Guy Trilby doesn’t have many admirable qualities beyond the ability to spell floccinaucinihilipilification. The protagonist of “Bad Words” spews mean, racist and sexist barbs and uses his one impressive power for evil. The 40-year-old exploits loopholes in the guidelines for the Golden Quill national spelling bee so he can compete, all the while humiliating 10-year-olds by chipping away at their barely built self-confidence.
Lovable everyman Jason Bateman plays this despicable misanthrope, which might explain why, despite Guy’s over-the-top flaws, he’s still worth watching. And maybe there’s some justification for his behavior. Guy explains in a voice-over at the start of the movie that this is all part of a revenge plot, and while “Bad Words” is no “The Count of Monte Cristo,” Bateman’s feature directorial debut is a crafty story with some unpredictable turns. Guy’s mysterious motives are the engine that propels the movie through some truly twisted comedy.
Two characters soften the prickly scenario considerably. The first is Jenny (Kathryn Hahn), a reporter who’s covering this bizarro spectacle. Guy refuses to answer her questions about why he would embarrass himself, much less make children cry.

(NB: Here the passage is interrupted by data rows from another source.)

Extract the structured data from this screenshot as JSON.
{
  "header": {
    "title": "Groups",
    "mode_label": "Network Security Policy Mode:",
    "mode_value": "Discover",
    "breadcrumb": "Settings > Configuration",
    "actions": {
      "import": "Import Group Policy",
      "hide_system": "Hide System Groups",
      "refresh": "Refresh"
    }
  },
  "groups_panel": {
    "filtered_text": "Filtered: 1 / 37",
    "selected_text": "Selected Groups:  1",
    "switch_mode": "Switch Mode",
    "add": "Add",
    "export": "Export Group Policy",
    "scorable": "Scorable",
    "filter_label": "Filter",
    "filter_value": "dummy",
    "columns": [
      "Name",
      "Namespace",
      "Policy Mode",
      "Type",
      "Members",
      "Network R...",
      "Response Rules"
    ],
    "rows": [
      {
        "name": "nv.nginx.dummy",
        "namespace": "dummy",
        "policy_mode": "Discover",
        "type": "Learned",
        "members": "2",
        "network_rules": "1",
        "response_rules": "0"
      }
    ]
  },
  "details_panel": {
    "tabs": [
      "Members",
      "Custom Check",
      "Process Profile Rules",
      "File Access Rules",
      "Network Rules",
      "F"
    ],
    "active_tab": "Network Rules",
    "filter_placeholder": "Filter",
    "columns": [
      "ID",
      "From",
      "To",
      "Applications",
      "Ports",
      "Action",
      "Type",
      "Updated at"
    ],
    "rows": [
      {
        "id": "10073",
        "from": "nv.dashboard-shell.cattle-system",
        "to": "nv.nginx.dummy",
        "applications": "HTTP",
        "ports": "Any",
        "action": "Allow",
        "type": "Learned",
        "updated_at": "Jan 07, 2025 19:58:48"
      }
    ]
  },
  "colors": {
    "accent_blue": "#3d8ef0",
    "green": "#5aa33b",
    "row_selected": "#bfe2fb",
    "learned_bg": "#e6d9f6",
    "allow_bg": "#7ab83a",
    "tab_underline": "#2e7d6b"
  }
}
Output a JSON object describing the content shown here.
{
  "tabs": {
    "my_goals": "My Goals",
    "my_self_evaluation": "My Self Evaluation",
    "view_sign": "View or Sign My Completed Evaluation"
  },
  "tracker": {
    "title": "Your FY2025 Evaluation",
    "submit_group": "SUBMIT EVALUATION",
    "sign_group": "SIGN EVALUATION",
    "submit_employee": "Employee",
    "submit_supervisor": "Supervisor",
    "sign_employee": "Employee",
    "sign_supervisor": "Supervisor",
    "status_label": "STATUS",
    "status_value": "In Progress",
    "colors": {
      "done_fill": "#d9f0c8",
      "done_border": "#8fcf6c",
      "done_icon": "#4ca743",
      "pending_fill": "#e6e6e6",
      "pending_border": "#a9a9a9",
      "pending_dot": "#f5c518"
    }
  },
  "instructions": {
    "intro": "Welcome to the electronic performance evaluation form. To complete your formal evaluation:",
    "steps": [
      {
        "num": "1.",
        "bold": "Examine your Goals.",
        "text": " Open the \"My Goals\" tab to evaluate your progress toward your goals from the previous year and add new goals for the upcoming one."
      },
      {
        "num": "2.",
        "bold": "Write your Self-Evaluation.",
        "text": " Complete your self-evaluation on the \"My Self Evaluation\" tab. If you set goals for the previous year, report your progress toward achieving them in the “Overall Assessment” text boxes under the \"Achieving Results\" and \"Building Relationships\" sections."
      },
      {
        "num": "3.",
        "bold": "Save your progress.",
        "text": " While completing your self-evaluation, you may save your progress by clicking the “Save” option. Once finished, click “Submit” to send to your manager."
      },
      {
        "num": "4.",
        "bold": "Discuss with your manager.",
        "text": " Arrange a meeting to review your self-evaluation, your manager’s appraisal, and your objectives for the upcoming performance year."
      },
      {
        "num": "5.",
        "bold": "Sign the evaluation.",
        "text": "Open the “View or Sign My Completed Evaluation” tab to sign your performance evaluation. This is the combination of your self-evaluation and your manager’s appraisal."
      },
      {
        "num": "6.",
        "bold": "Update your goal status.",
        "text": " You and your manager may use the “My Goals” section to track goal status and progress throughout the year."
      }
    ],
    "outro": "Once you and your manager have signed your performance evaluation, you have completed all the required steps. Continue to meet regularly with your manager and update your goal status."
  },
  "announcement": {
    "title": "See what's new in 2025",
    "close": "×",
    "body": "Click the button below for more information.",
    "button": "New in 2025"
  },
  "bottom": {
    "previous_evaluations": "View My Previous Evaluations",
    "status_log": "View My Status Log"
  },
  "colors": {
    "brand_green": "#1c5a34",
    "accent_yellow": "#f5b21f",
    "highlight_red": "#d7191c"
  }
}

Then there’s Chaitanya Chopra (Rohan Chand), a 10-year-old who seems impervious to Guy’s foulmouthed insults. The little guy wants to be friends with his middle-aged competition, and no amount of racial taunts directed his way can change his mind. Chaitanya has no chance of turning Guy into a cuddly teddy bear, but the kid does manage to become sort of a sidekick, an accessory to Guy’s late-night carousing and heartless pranks on strangers. Guy feeds Chaitanya shots, takes him out for ice cream and, when the kid asserts that only some women have nipples, pays a woman named Marzipan to prove otherwise.
Learning really can be fun.
Chand is a talented actor who manages to be cute without seeming overbearingly precocious: He just plays it straight in an earnest, unsentimental way. When he explains that, yes, he has named his spelling binder Todd, and Todd might be his only friend, you might not feel sorry for him so much as marvel at his frankness.
Chaitanya gets most of the laugh lines, while Guy’s humor falls along a spectrum with uncomfortable jokes on one end (“I hope no one sees me laughing at this,” might come to mind) and moments that are too cruel to inspire a weak smile at the other. There are also scenarios that don’t seem inspired so much as pointlessly vulgar, with a laundry list of grotesqueries from weird sexual fetishes to plastic bags of feces.
That being said, Bateman’s directorial debut looks great, with smart use of slow motion and shots that are framed to amp up the comedy. Bateman, who’s so often the put-upon straight man, really stretches himself here. His deadpan delivery works just as well in the role of a wicked antihero as it does when he plays Michael Bluth in “Arrested Development.” And although his character might be a one-trick pony, Bateman’s directing proves he’s got skills to spare.
★ ★ ½
R. At area theaters. Contains crude and sexual content, language, children drinking alcohol and brief nudity. 88 minutes.